Perhaps the most tangible evidence of marketing’s paradigm shift toward relational exchange has been the widespread diffusion of corporate loyalty programs. Loyalty programs seek to bond customers to the firm by offering incentives that reward continued patronage, such as frequent flyer miles, customer loyalty bonuses, free gifts, and personalized coupons (Peterson 1995). A census of the US loyalty program industry found individual program memberships topped 1.3 billion, an increase of over 35 percent since 2000 (Ferguson and Hlavinka 2007). Moreover, the appeal of these programs spans a broad array of service industries, including credit card issuers (e.g., American Express), restaurants (e.g., Subway), hotels (e.g., Holiday Inn), rental car companies (e.g., Hertz), and entertainment firms (e.g., Disney). In the race to expand membership rolls, however, it would seem many program managers have lost sight of the goal of producing long-term, mutually beneficial customer relationships.
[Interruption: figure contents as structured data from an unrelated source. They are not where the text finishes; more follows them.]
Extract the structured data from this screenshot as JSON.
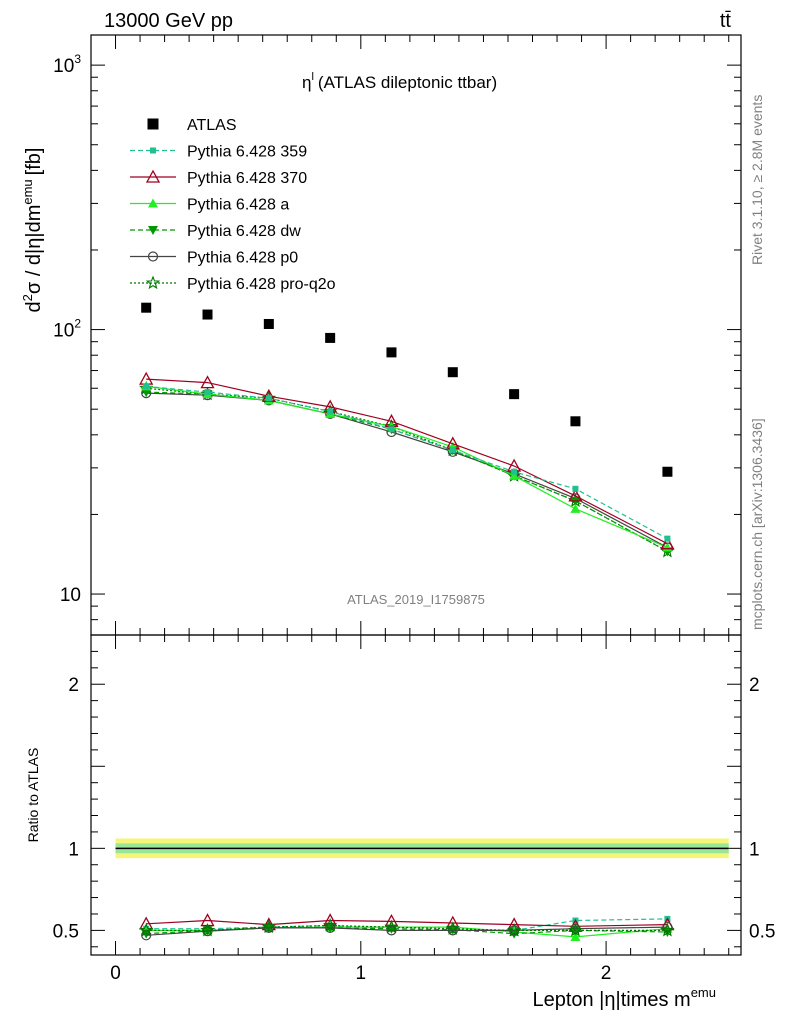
{
  "header": {
    "energy_label": "13000 GeV pp",
    "process_label": "tt̄"
  },
  "side_labels": {
    "rivet": "Rivet 3.1.10, ≥ 2.8M events",
    "site": "mcplots.cern.ch [arXiv:1306.3436]"
  },
  "chart_data": [
    {
      "type": "scatter",
      "title": "η",
      "title_sup": "l",
      "title_rest": "(ATLAS dileptonic ttbar)",
      "ylabel": "d²σ / d|η|dm^emu [fb]",
      "ylabel_parts": {
        "d": "d",
        "sup2": "2",
        "mid": "σ / d|η|dm",
        "sup_emu": "emu",
        "unit": "[fb]"
      },
      "watermark": "ATLAS_2019_I1759875",
      "y_scale": "log",
      "ylim": [
        7,
        1300
      ],
      "xlim": [
        -0.1,
        2.55
      ],
      "y_tick_labels": [
        {
          "value": 10,
          "base": "10",
          "exp": ""
        },
        {
          "value": 100,
          "base": "10",
          "exp": "2"
        },
        {
          "value": 1000,
          "base": "10",
          "exp": "3"
        }
      ],
      "x": [
        0.125,
        0.375,
        0.625,
        0.875,
        1.125,
        1.375,
        1.625,
        1.875,
        2.25
      ],
      "series": [
        {
          "name": "ATLAS",
          "marker": "square-filled",
          "line": "none",
          "color": "#000000",
          "values": [
            121,
            114,
            105,
            93,
            82,
            69,
            57,
            45,
            29
          ]
        },
        {
          "name": "Pythia 6.428 359",
          "marker": "square-small",
          "line": "dashed",
          "color": "#20c090",
          "values": [
            61,
            58,
            55,
            49,
            42,
            35,
            29,
            25,
            16.2
          ]
        },
        {
          "name": "Pythia 6.428 370",
          "marker": "triangle-open",
          "line": "solid",
          "color": "#a00020",
          "values": [
            65,
            63,
            56,
            51,
            45,
            37,
            30.5,
            23.5,
            15.5
          ]
        },
        {
          "name": "Pythia 6.428 a",
          "marker": "triangle-filled",
          "line": "solid",
          "color": "#22ee22",
          "values": [
            61,
            57,
            54,
            48,
            43,
            36,
            28,
            21,
            15
          ]
        },
        {
          "name": "Pythia 6.428 dw",
          "marker": "triangle-down",
          "line": "dashed",
          "color": "#009900",
          "values": [
            58,
            57,
            54,
            48,
            42,
            35,
            28,
            22.5,
            14.5
          ]
        },
        {
          "name": "Pythia 6.428 p0",
          "marker": "circle-open",
          "line": "solid",
          "color": "#444444",
          "values": [
            57.5,
            56.5,
            54,
            48,
            41,
            34.5,
            28.5,
            23,
            15
          ]
        },
        {
          "name": "Pythia 6.428 pro-q2o",
          "marker": "star",
          "line": "dotted",
          "color": "#007700",
          "values": [
            60,
            57,
            55,
            49,
            43,
            35,
            28,
            22.5,
            14.5
          ]
        }
      ]
    },
    {
      "type": "line",
      "ylabel": "Ratio to ATLAS",
      "xlabel": "Lepton |η|times m^emu",
      "xlabel_parts": {
        "main": "Lepton |η|times m",
        "sup": "emu"
      },
      "ylim": [
        0.35,
        2.3
      ],
      "xlim": [
        -0.1,
        2.55
      ],
      "x_tick_labels": [
        "0",
        "1",
        "2"
      ],
      "y_tick_labels": [
        "0.5",
        "1",
        "2"
      ],
      "x": [
        0.125,
        0.375,
        0.625,
        0.875,
        1.125,
        1.375,
        1.625,
        1.875,
        2.25
      ],
      "band": {
        "inner_halfwidth": 0.03,
        "outer_halfwidth": 0.06,
        "inner_color": "#99e699",
        "outer_color": "#f5f57a"
      },
      "series": [
        {
          "name": "Pythia 6.428 359",
          "values": [
            0.51,
            0.51,
            0.52,
            0.53,
            0.51,
            0.5,
            0.5,
            0.56,
            0.57
          ]
        },
        {
          "name": "Pythia 6.428 370",
          "values": [
            0.54,
            0.56,
            0.535,
            0.56,
            0.555,
            0.545,
            0.535,
            0.525,
            0.535
          ]
        },
        {
          "name": "Pythia 6.428 a",
          "values": [
            0.5,
            0.5,
            0.515,
            0.52,
            0.52,
            0.52,
            0.49,
            0.46,
            0.51
          ]
        },
        {
          "name": "Pythia 6.428 dw",
          "values": [
            0.48,
            0.5,
            0.515,
            0.515,
            0.51,
            0.505,
            0.48,
            0.5,
            0.49
          ]
        },
        {
          "name": "Pythia 6.428 p0",
          "values": [
            0.47,
            0.495,
            0.515,
            0.515,
            0.5,
            0.5,
            0.5,
            0.51,
            0.52
          ]
        },
        {
          "name": "Pythia 6.428 pro-q2o",
          "values": [
            0.5,
            0.5,
            0.52,
            0.53,
            0.52,
            0.51,
            0.5,
            0.5,
            0.5
          ]
        }
      ]
    }
  ]
}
Shugan (2005: 186) suggested that many programs are no more than price promotions in sheep’s clothing, stating “[T]hese so-called loyalty programs are shams in the sense that they produce liabilities rather than assets... Rather than demonstrating trust by committing to the customer, the firm asks the customer to trust that, in return for current revenue, the firm will provide future customer rewards.”